Et il refit le signe. L’hôtesse s’inclina, marcha devant Maurevert et parvint à cette salle qui communiquait avec le palais de Fausta… Maurevert frappa sur les clous disposés en forme de croix… La porte s’ouvrit… il passa…

Lorsqu’il fut entré, la porte se referma d’elle-même. Dans la lumière douce qui régnait toujours en cette pièce, Maurevert aperçut les deux suivantes favorites, Myrthis et Léa, jolies et gracieuses Chimères qui gardaient l’antre de cette redoutable Chimère qu’était Fausta.

– Votre maîtresse peut-elle me recevoir? demanda-t-il. Est-elle endormie?

Elles le regardèrent d’un air étonné, comme s’il eût été étrange de supposer que Fausta pût se reposer et dormir. Et en effet, à peine avait-il fini de parler, que Fausta parut et prit place dans son fauteuil. Les deux suivantes disparurent à l’instant. Comme toujours, l’entrée de Fausta avait été soudaine et silencieuse.

– Je ne m’attendais pas à voir ce soir le sire de Maurevert, dit-elle.

– En effet, madame, je devrais être à cette heure bien loin de Paris.

– Vous deviez attendre mes ordres à Orléans…

– C’est vrai, madame…

– Un cheval et une voiture vous attendaient sur les pentes de Montmartre: la voiture pour elle, le cheval pour vous.

– J’ai vu le cheval et la voiture, madame; ils étaient bien au rendez-vous que vous m’avez indiqué.

– Je vous avais fait donner une mission par M. de Guise, afin que vous soyez libre de toute entrave, et puissiez gagner huit jours.

– C’est vrai, madame. Et le duc me croit sur la route de Blois où j’ai ordre de noter l’installation du roi et les forces dont il peut disposer à l’occasion.

– Donc, tout était parfaitement combiné pour légitimer votre absence et préparer votre départ. Le duc vous confie une mission qui couvre celle que je vous ai donnée, moi. Je fais disposer pour vous vos relais pour une marche rapide. Tout est prêt. Vous n’avez qu’à partir… Et vous voici! Monsieur de Maurevert, vous jouez un jeu dangereux…

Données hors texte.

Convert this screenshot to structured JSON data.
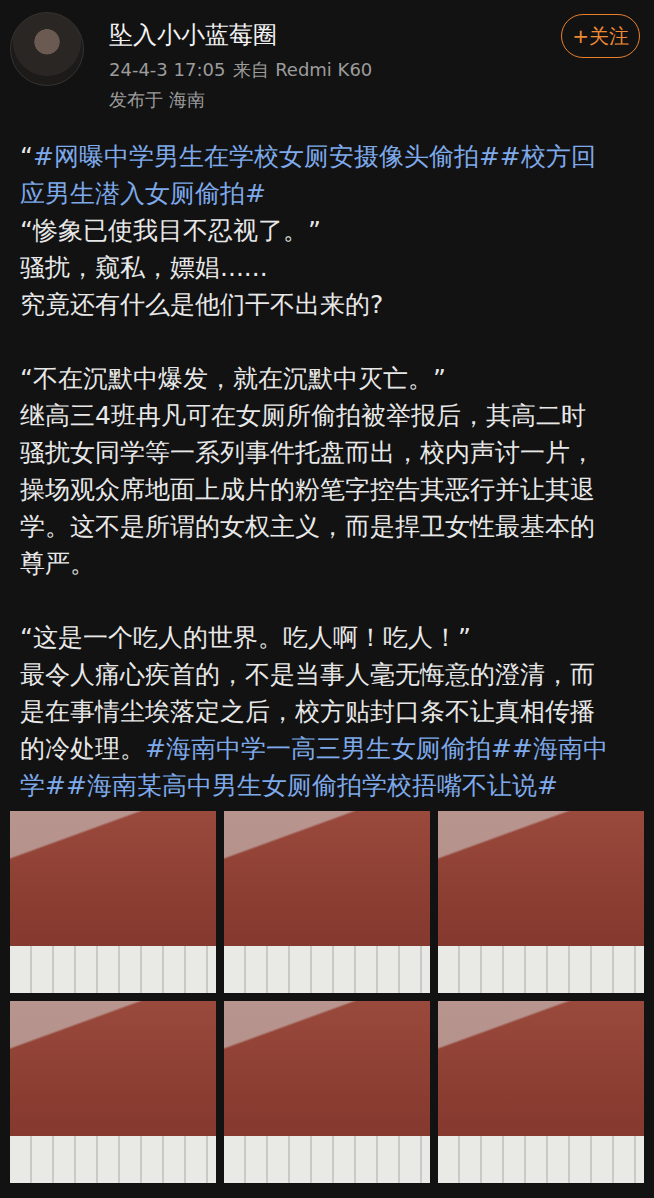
{
  "post": {
    "author": "坠入小小蓝莓圈",
    "follow_button": "+关注",
    "time": "24-4-3 17:05",
    "source": "来自 Redmi K60",
    "location": "发布于 海南",
    "lines": [
      [
        {
          "text": "“",
          "kind": "text"
        },
        {
          "text": "#网曝中学男生在学校女厕安摄像头偷拍##校方回",
          "kind": "hashtag"
        }
      ],
      [
        {
          "text": "应男生潜入女厕偷拍#",
          "kind": "hashtag"
        }
      ],
      [
        {
          "text": "“惨象已使我目不忍视了。”",
          "kind": "text"
        }
      ],
      [
        {
          "text": "骚扰，窥私，嫖娼......",
          "kind": "text"
        }
      ],
      [
        {
          "text": "究竟还有什么是他们干不出来的?",
          "kind": "text"
        }
      ],
      [],
      [
        {
          "text": "“不在沉默中爆发，就在沉默中灭亡。”",
          "kind": "text"
        }
      ],
      [
        {
          "text": "继高三4班冉凡可在女厕所偷拍被举报后，其高二时",
          "kind": "text"
        }
      ],
      [
        {
          "text": "骚扰女同学等一系列事件托盘而出，校内声讨一片，",
          "kind": "text"
        }
      ],
      [
        {
          "text": "操场观众席地面上成片的粉笔字控告其恶行并让其退",
          "kind": "text"
        }
      ],
      [
        {
          "text": "学。这不是所谓的女权主义，而是捍卫女性最基本的",
          "kind": "text"
        }
      ],
      [
        {
          "text": "尊严。",
          "kind": "text"
        }
      ],
      [],
      [
        {
          "text": "“这是一个吃人的世界。吃人啊！吃人！”",
          "kind": "text"
        }
      ],
      [
        {
          "text": "最令人痛心疾首的，不是当事人毫无悔意的澄清，而",
          "kind": "text"
        }
      ],
      [
        {
          "text": "是在事情尘埃落定之后，校方贴封口条不让真相传播",
          "kind": "text"
        }
      ],
      [
        {
          "text": "的冷处理。",
          "kind": "text"
        },
        {
          "text": "#海南中学一高三男生女厕偷拍##海南中",
          "kind": "hashtag"
        }
      ],
      [
        {
          "text": "学##海南某高中男生女厕偷拍学校捂嘴不让说#",
          "kind": "hashtag"
        }
      ]
    ]
  }
}
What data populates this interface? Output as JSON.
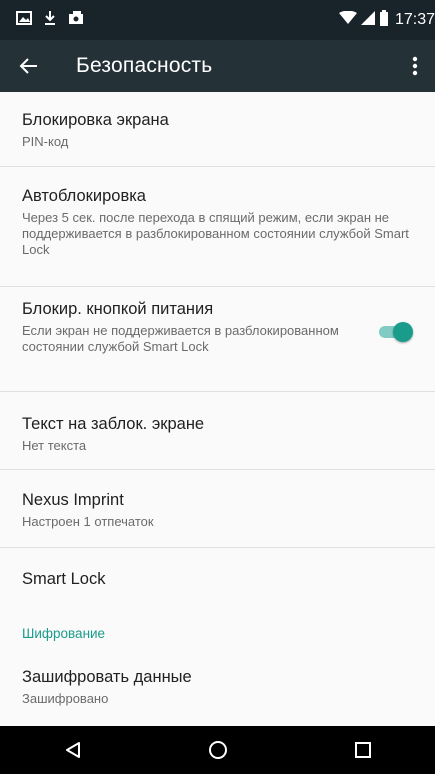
{
  "status_bar": {
    "time": "17:37",
    "icons": [
      "gallery-icon",
      "download-icon",
      "photo-icon",
      "wifi-icon",
      "signal-icon",
      "battery-icon"
    ]
  },
  "toolbar": {
    "title": "Безопасность",
    "back_icon": "back-arrow-icon",
    "menu_icon": "more-vert-icon",
    "background": "#243238"
  },
  "settings": [
    {
      "title": "Блокировка экрана",
      "subtitle": "PIN-код"
    },
    {
      "title": "Автоблокировка",
      "subtitle": "Через 5 сек. после перехода в спящий режим, если экран не поддерживается в разблокированном состоянии службой Smart Lock"
    },
    {
      "title": "Блокир. кнопкой питания",
      "subtitle": "Если экран не поддерживается в разблокированном состоянии службой Smart Lock",
      "toggle": true
    },
    {
      "title": "Текст на заблок. экране",
      "subtitle": "Нет текста"
    },
    {
      "title": "Nexus Imprint",
      "subtitle": "Настроен 1 отпечаток"
    },
    {
      "title": "Smart Lock"
    }
  ],
  "encryption": {
    "header": "Шифрование",
    "title": "Зашифровать данные",
    "subtitle": "Зашифровано"
  },
  "accent_color": "#1a9c8a",
  "nav_bar": {
    "icons": [
      "back-triangle-icon",
      "home-circle-icon",
      "recents-square-icon"
    ]
  }
}
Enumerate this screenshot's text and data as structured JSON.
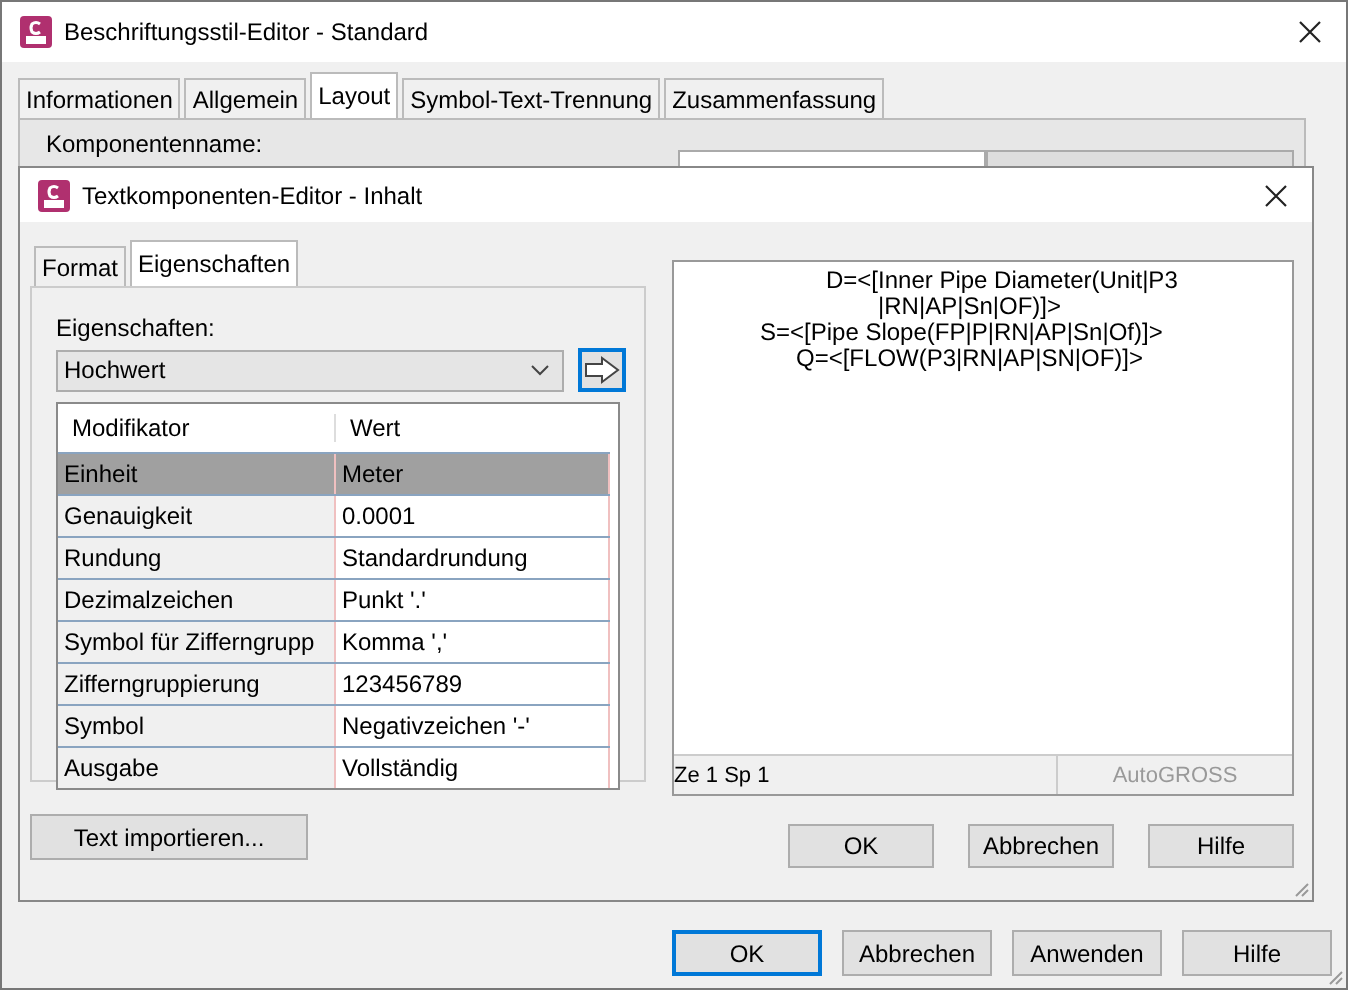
{
  "window": {
    "title": "Beschriftungsstil-Editor - Standard"
  },
  "tabs": [
    {
      "label": "Informationen",
      "selected": false
    },
    {
      "label": "Allgemein",
      "selected": false
    },
    {
      "label": "Layout",
      "selected": true
    },
    {
      "label": "Symbol-Text-Trennung",
      "selected": false
    },
    {
      "label": "Zusammenfassung",
      "selected": false
    }
  ],
  "layout_panel": {
    "component_name_label": "Komponentenname:"
  },
  "dialog": {
    "title": "Textkomponenten-Editor - Inhalt",
    "tabs": [
      {
        "label": "Format",
        "selected": false
      },
      {
        "label": "Eigenschaften",
        "selected": true
      }
    ],
    "properties_label": "Eigenschaften:",
    "properties_dropdown": {
      "value": "Hochwert"
    },
    "table": {
      "columns": [
        "Modifikator",
        "Wert"
      ],
      "rows": [
        {
          "cells": [
            "Einheit",
            "Meter"
          ],
          "selected": true
        },
        {
          "cells": [
            "Genauigkeit",
            "0.0001"
          ],
          "selected": false
        },
        {
          "cells": [
            "Rundung",
            "Standardrundung"
          ],
          "selected": false
        },
        {
          "cells": [
            "Dezimalzeichen",
            "Punkt '.'"
          ],
          "selected": false
        },
        {
          "cells": [
            "Symbol für Zifferngrupp",
            "Komma ','"
          ],
          "selected": false
        },
        {
          "cells": [
            "Zifferngruppierung",
            "123456789"
          ],
          "selected": false
        },
        {
          "cells": [
            "Symbol",
            "Negativzeichen '-'"
          ],
          "selected": false
        },
        {
          "cells": [
            "Ausgabe",
            "Vollständig"
          ],
          "selected": false
        }
      ]
    },
    "import_button": "Text importieren...",
    "editor_lines": [
      "D=<[Inner Pipe Diameter(Unit|P3",
      "|RN|AP|Sn|OF)]>",
      "S=<[Pipe Slope(FP|P|RN|AP|Sn|Of)]>",
      "Q=<[FLOW(P3|RN|AP|SN|OF)]>"
    ],
    "status_bar": {
      "position": "Ze 1 Sp 1",
      "caps": "AutoGROSS"
    },
    "buttons": [
      "OK",
      "Abbrechen",
      "Hilfe"
    ]
  },
  "buttons": [
    "OK",
    "Abbrechen",
    "Anwenden",
    "Hilfe"
  ]
}
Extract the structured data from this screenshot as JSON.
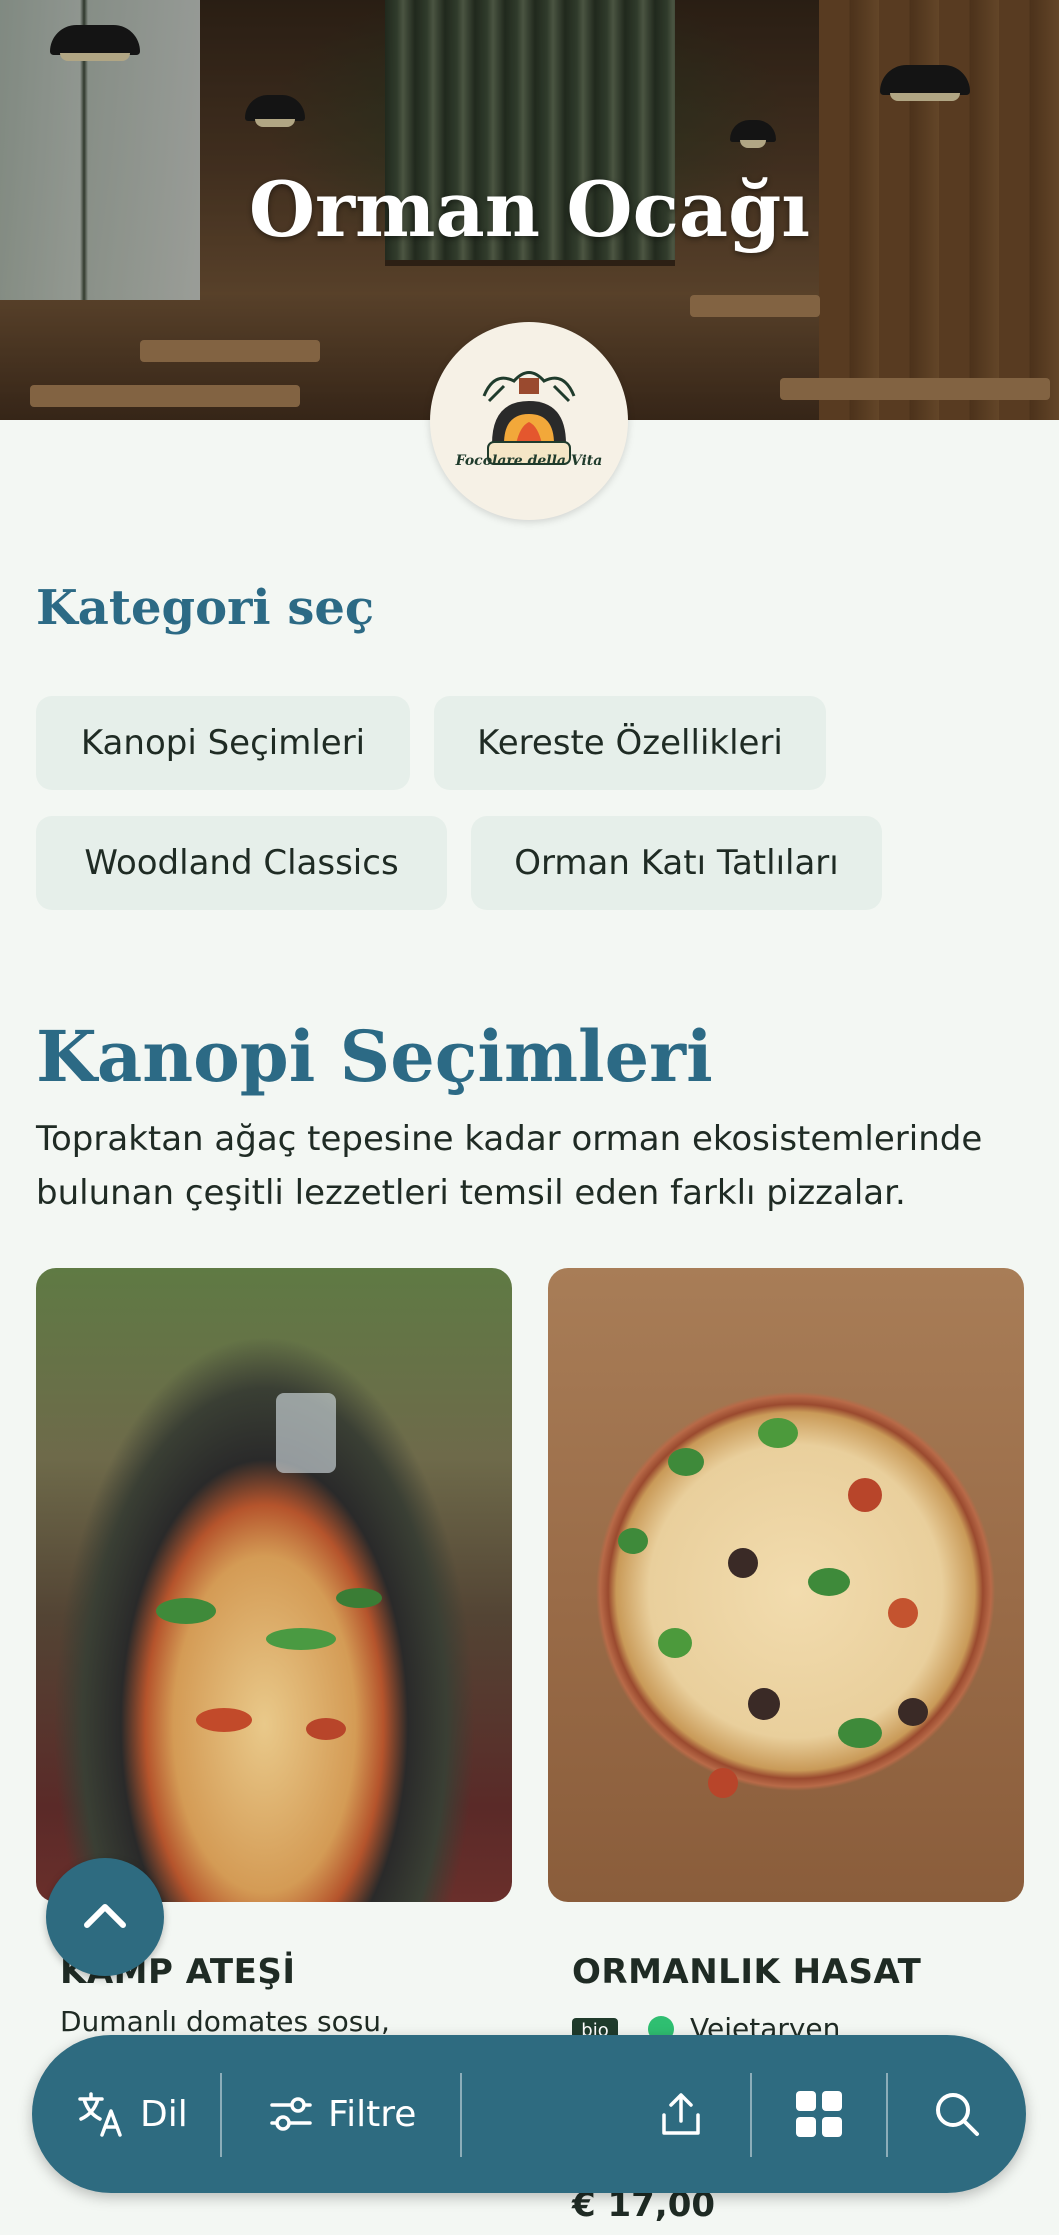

– C’est vrai, madame. La partie que je joue en ce moment est dangereuse. Ma vie n’a tenu qu’à un fil aujourd’hui, et peut-être demain serai-je mort. Mais ici, à cette heure, je suis en sûreté, madame. Car d’un mot vous allez comprendre pourquoi la petite bohémienne est encore à l’abbaye, pourquoi le cheval et la voiture ont été inutiles, et inutile la mission de Blois, et pourquoi je suis ici au lieu de courir sur la route d’Orléans: madame, sur les pentes de Montmartre au moment où je me dirigeais vers l’abbaye, je me suis heurté à un obstacle.

– Il n’y a pas d’obstacle, dit sourdement Fausta, quand j’ai donné un ordre.

– C’est encore vrai, madame. Mais cette fois, l’obstacle était de ceux qui peuvent arrêter non seulement la marche du pauvre gentilhomme qui vous est dévoué corps et âme, mais de grands desseins d’État comme celui qui devait s’accomplir à Chartres… l’obstacle, madame, s’appelle Pardaillan.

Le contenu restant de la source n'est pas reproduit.